MERCURY RISING (1998)
Rating: 2.0 stars (out of 4.0) ******************************** Key to rating system: 2.0 stars - Debatable 2.5 stars - Some people may like it 3.0 stars - I liked it 3.5 stars - I am biased in favor of the movie 4.0 stars - I felt the movie's impact personally or it stood out ********************************* A Movie Review by David Sunga
Directed by: Harold Becker
Written by: Ryne Douglas Pearson, Lawrence Konner, and Mark Rosenthal (from a novel by Ryne Douglas Pearson)
Starring: Bruce Willis, Miko Hughes, Alec Baldwin, Kim Dickens
Ingredients: Autistic kid, disgraced FBI agent looking for redemption
Synopsis: A nine-year-old Chicago autistic boy named Simon (Miko Hughes) accidentally breaks a top secret government code that was placed in a dime store puzzle book. The problem is that Lt. Colonel Kudrow (Alec Baldwin) of the National Security Agency has a lot of money invested in the code. Kudrow reasons that if the kid can crack the code, then he's a security hazard that must be terminated. Soon Kudrow's hired assassin wipes out Simon's hapless parents.
Meanwhile down-in-the-dumps outcast FBI agent Art Jeffries (Bruce Willis) is assigned to find Simon. He finds Simon and then, while on the run, must figure out who's trying to murder the boy and why. In the process, he bonds with Simon.
Opinion: The premise of MERCURY RISING sounds promising. After all, what audience can resist feeling for a handicapped kid in trouble, hounded by sinister, big bad government forces? Unfortunately MERCURY RISING suffers from two major movie turnoffs: a passive hero and a contrived plot.
Ideally in a movie you want a hero to be actively searching for clues or nosing around for ways to conquer or circumvent a terrible dilemma. But Art Jeffries - - the FBI hero of this story - - doesn't do this. He gets chased and finds he can't trace the killer. Then he basically hangs out and doesn't know what to do until the end of the movie, when an NSA girl contacts him.

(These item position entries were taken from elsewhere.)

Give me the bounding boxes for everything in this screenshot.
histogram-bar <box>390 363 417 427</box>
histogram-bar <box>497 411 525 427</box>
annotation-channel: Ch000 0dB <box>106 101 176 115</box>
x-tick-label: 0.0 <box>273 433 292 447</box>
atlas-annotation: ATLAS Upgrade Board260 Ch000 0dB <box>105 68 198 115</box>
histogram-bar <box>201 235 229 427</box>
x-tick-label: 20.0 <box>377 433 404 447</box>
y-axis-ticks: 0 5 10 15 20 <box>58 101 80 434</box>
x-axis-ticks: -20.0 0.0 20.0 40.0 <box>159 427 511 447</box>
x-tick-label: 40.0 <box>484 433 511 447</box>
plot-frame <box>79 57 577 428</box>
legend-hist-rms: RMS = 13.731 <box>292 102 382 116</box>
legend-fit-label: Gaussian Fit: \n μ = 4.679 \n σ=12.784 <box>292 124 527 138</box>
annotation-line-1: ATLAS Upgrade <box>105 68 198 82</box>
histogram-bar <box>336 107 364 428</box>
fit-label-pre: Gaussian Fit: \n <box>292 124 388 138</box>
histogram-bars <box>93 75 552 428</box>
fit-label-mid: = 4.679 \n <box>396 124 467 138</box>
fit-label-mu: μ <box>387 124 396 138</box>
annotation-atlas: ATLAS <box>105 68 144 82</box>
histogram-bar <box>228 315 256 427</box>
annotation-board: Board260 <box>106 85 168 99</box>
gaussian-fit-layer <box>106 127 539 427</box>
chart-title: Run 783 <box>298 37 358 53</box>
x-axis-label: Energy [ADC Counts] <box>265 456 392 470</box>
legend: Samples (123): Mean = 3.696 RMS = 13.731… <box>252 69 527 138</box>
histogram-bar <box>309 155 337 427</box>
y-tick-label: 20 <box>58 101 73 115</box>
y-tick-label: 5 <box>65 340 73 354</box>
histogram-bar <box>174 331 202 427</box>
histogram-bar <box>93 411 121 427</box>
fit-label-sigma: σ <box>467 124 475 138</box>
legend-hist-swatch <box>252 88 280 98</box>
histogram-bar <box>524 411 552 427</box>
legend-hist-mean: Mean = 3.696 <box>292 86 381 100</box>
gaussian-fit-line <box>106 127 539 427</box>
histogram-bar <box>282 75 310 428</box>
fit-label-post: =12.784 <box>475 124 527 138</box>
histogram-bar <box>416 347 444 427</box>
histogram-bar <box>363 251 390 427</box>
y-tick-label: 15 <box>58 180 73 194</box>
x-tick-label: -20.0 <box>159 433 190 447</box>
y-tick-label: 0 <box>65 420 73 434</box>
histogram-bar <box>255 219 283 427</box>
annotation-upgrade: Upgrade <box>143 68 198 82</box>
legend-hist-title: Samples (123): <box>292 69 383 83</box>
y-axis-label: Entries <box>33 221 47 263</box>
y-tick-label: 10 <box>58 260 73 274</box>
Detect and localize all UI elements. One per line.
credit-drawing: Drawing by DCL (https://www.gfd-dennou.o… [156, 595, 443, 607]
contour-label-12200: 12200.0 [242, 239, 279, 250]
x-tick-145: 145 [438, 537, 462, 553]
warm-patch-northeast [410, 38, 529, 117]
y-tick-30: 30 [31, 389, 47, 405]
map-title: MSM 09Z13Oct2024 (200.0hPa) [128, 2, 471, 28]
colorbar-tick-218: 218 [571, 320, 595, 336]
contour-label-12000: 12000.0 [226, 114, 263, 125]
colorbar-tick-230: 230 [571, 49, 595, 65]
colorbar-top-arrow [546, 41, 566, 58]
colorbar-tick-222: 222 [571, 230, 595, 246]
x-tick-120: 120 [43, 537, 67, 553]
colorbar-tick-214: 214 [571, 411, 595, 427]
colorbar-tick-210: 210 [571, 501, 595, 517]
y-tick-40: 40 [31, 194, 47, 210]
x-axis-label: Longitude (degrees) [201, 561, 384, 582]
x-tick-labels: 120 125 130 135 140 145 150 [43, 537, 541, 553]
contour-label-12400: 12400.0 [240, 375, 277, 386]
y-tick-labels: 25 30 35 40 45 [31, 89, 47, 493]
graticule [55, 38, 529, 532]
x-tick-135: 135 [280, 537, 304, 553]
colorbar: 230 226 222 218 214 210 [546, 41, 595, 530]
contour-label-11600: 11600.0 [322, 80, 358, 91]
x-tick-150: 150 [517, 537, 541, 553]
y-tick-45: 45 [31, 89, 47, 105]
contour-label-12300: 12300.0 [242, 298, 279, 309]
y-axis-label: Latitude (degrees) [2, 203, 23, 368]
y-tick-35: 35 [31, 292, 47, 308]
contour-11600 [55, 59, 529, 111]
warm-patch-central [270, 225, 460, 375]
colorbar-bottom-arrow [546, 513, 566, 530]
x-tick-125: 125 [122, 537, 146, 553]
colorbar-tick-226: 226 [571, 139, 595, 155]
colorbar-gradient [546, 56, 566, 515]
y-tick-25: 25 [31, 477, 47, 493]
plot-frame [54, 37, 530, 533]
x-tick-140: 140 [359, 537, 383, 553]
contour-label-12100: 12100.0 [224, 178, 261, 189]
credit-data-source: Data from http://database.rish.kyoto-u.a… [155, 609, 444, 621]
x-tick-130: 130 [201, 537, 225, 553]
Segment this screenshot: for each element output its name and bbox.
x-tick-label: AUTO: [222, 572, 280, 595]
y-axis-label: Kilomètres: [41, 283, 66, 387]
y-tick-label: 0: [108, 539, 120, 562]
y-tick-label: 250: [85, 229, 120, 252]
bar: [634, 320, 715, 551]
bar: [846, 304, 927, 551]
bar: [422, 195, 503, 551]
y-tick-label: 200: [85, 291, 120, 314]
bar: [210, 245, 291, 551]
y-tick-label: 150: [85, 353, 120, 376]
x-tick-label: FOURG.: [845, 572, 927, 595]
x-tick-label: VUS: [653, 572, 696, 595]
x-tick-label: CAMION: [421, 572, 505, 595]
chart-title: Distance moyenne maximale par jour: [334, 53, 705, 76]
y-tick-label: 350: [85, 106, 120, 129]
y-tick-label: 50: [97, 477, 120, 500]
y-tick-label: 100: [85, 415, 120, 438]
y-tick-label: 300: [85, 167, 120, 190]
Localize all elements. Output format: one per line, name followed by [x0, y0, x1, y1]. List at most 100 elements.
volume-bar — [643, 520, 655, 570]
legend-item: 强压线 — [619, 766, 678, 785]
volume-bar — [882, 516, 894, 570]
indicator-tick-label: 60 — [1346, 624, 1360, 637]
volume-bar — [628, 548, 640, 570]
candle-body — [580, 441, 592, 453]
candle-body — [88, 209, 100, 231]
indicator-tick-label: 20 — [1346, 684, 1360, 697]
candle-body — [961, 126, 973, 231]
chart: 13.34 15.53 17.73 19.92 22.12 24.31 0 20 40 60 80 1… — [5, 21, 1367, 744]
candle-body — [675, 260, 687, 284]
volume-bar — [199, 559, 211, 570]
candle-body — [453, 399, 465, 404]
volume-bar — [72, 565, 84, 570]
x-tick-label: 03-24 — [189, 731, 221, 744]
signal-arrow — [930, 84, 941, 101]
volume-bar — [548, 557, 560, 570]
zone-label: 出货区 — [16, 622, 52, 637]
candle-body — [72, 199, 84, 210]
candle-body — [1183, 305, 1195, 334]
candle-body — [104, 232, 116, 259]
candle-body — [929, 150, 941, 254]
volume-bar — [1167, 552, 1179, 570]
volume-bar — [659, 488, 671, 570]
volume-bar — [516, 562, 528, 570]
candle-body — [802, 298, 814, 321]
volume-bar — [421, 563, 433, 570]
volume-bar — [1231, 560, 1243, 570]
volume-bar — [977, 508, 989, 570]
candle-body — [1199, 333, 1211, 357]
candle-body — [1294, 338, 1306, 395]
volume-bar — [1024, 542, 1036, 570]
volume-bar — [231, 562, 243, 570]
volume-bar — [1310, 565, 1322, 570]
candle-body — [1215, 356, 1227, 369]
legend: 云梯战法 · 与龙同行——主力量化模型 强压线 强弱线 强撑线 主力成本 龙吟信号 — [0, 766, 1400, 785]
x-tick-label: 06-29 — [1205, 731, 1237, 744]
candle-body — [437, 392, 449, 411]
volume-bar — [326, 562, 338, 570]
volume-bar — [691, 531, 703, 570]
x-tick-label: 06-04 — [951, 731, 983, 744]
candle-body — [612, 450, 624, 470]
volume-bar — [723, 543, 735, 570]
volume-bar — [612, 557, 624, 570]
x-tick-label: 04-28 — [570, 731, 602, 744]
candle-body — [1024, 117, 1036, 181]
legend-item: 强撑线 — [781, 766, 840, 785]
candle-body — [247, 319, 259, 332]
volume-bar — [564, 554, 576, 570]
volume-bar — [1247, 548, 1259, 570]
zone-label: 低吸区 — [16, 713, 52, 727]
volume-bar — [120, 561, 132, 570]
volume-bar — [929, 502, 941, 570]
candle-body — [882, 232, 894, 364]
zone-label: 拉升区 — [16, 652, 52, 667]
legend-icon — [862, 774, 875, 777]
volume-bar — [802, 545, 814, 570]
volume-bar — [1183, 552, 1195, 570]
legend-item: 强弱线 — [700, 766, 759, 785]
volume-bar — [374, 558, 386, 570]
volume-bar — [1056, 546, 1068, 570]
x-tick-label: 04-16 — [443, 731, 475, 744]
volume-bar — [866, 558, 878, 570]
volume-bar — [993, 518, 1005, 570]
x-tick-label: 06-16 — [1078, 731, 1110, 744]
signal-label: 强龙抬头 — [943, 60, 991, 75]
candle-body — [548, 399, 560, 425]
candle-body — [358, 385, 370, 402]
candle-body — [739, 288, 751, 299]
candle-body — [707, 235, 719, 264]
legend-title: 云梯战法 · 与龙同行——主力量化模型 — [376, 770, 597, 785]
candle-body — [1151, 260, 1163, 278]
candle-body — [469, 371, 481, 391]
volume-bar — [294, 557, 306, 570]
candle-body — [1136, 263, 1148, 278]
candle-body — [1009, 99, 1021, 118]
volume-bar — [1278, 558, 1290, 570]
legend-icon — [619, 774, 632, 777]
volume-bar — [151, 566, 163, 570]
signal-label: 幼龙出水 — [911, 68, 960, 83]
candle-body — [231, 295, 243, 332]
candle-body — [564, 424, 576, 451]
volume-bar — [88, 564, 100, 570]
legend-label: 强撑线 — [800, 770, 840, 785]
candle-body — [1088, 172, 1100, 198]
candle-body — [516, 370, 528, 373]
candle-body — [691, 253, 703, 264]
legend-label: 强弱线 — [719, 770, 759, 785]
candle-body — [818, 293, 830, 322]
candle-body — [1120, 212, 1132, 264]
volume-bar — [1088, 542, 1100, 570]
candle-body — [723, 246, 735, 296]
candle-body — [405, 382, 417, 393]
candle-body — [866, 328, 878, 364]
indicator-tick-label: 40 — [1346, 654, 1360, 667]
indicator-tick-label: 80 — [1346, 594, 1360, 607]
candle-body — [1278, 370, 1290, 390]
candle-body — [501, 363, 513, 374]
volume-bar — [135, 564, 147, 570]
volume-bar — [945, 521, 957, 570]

The plot? It leaves you asking questions such as "How did the dead guy with a bullet in his brain manage get up and dial 9-1-1? And why would a beautiful single woman wake up and willingly open her apartment at 2:00 AM to a strange man? And if the nerds knew the bad guy was a killer, why did they just sit there and wait for the killer to kill them?" The actions seem contrived.
On the other hand, the dramatic strategy behind MERCURY RISING is to develop audience sympathy for the autistic kid and the disgraced FBI hero and then give us a happy ending for them. MERCURY RISING does this.